9. Learn to top out a in few different ways
I think to start with I failed quite a lot of problems because I could get the top hold with my hands but I couldn’t get my feet on top of the problem. First trick is to walk around and look at the top of the route. Some ‘trad, on-sight’ part of my mind thinks this is cheating, it isn’t. Next, learn to do a basic mantle, get your feet as high as you can and then press down, palms down arms locked out, thumbs facing you. If you point your thumbs tips toward your body more your weight gets thrown forward yet more. You can top out on a sloping top this way. Also learn “the this top is rubbish and western roll over it” technique. Which comes down to flinging a foot and leg out and over the top and rolling onto the top on your face. Looks inelegant but can be very effective. You should also perfect the foot above your head rock over top out. This works with an overhanging top and a goodish top hold, sometimes rolling onto your toe from a heel hook as part of the process. Oh and finally if all else fails there’s always the 19 points of contact, thrutchy swim of terror.

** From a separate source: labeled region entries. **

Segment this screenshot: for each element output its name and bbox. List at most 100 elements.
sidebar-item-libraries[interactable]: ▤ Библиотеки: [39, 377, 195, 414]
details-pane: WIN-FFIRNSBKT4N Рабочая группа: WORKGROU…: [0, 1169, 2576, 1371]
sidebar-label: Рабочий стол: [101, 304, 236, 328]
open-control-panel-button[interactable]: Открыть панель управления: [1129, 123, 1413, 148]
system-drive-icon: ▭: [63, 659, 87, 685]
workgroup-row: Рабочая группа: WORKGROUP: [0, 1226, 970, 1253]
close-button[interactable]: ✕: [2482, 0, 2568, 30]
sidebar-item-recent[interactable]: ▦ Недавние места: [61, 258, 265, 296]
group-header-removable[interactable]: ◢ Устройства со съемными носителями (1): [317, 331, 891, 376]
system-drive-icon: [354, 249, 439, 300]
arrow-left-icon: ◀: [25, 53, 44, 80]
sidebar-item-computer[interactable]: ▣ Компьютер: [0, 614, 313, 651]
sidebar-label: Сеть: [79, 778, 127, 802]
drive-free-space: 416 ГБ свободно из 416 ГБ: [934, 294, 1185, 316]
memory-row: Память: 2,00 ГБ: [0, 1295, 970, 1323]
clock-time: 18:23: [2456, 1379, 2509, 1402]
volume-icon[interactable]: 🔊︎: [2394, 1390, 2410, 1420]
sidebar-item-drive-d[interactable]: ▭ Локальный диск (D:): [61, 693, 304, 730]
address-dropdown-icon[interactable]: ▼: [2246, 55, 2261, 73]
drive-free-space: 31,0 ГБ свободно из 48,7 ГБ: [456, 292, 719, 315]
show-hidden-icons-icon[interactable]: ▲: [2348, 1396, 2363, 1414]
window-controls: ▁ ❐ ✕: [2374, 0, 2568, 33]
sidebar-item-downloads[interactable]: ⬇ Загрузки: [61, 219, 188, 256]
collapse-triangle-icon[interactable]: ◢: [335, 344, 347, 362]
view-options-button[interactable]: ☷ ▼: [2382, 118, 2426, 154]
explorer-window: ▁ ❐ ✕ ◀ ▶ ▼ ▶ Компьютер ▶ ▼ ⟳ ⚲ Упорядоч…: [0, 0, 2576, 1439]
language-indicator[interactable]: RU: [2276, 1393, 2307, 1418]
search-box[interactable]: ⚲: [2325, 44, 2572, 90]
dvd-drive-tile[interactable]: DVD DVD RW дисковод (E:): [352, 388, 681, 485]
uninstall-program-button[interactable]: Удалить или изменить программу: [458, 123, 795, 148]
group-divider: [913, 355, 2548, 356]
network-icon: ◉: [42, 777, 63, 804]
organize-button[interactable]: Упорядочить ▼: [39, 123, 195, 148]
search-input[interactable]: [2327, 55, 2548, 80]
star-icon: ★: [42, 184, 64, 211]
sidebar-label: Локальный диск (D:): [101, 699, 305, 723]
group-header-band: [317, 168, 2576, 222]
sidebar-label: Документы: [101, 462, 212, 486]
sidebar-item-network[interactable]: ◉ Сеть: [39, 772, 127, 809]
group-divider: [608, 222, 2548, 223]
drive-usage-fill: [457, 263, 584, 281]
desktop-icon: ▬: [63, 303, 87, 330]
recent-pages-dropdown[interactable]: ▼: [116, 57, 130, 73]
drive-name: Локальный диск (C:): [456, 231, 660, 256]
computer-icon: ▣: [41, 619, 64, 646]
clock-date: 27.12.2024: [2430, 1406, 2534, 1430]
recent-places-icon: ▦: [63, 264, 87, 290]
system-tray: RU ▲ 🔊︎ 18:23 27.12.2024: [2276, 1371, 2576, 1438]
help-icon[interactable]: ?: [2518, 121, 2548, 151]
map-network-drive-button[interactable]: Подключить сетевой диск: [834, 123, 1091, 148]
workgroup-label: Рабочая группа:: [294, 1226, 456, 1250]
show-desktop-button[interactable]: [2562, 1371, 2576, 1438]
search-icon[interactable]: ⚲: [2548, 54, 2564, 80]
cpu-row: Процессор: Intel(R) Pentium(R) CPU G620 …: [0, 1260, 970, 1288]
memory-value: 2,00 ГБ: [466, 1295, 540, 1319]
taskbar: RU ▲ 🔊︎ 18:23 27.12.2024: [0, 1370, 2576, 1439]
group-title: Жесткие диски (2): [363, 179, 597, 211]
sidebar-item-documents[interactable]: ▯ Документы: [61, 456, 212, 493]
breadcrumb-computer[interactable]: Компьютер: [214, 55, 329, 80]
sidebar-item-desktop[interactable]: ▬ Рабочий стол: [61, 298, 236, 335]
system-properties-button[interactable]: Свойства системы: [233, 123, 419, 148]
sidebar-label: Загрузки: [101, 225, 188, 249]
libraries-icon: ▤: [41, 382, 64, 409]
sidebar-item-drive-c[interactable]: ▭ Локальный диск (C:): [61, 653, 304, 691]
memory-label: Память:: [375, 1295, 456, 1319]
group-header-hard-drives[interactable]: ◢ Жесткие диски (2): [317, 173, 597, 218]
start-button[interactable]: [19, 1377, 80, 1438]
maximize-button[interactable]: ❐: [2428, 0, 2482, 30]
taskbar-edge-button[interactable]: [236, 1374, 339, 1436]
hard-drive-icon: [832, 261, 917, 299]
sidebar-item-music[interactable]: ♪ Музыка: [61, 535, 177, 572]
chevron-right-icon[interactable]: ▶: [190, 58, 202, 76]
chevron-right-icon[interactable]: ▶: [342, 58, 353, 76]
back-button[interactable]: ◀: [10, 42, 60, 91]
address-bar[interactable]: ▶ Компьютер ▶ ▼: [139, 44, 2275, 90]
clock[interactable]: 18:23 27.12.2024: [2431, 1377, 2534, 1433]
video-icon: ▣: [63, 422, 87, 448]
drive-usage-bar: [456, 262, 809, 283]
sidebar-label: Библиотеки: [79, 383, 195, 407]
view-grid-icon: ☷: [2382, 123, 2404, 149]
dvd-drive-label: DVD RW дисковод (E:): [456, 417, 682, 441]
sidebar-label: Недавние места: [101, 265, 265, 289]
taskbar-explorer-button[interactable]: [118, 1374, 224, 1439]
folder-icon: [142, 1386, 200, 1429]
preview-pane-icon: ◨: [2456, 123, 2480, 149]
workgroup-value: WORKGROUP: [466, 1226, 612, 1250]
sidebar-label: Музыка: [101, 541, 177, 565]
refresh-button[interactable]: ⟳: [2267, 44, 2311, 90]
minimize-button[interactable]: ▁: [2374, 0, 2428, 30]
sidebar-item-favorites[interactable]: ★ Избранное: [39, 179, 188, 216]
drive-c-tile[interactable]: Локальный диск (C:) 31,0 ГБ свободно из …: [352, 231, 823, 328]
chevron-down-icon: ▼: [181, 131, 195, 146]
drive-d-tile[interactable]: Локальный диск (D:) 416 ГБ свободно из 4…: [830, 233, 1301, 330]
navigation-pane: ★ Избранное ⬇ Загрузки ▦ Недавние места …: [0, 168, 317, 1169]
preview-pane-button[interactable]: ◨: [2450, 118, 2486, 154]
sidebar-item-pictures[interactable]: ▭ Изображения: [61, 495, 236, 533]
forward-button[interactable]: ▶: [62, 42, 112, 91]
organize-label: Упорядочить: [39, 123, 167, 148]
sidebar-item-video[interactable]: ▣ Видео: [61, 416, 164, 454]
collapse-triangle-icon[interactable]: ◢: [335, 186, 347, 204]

10. Train and train your weaknesses
I said I don’t really like roofs, and I don’t. But I have been doing a few. I’m not much better at roofs yet, but I pull better between overhanging breaks now. I couldn’t crimp open hand so I wasn’t good at aretes but I have been doing that and I barn door less now, so I’m starting to get the hang of those too.
Be honest with your self. Work out what you’re trying to avoid, and stop avoiding it. You’ll not just improve in your weaker areas, your overall climbing will improve too. Extend this to doing some climbing routes, to build up some stamina rather than the just specific power that bouldering provides. Yoga (which sounds a bit wet) can really help with flexibility, affording you more options in terms of where you can place your feet. Resting is an important part of training too. Rest days mean just that, sit around do what you need to but let your body recover. You won’t improve if you get injured, and you are more likely to get injured if you climb when tired.
Perhaps biggest thing you can do to bring about improvement is to decide that you want to improve. It’s really easy to convince yourself that you are happy with your current level of performance and that you don’t want to be any better as you are completely fulfilled. If that is genuinely true for you, great keep doing what you are doing.
Personally I don’t know how accomplished it is possible for me to be, with the limited time I can devote to climbing, and a body that is beginning to take longer to recover, but I intend to find out!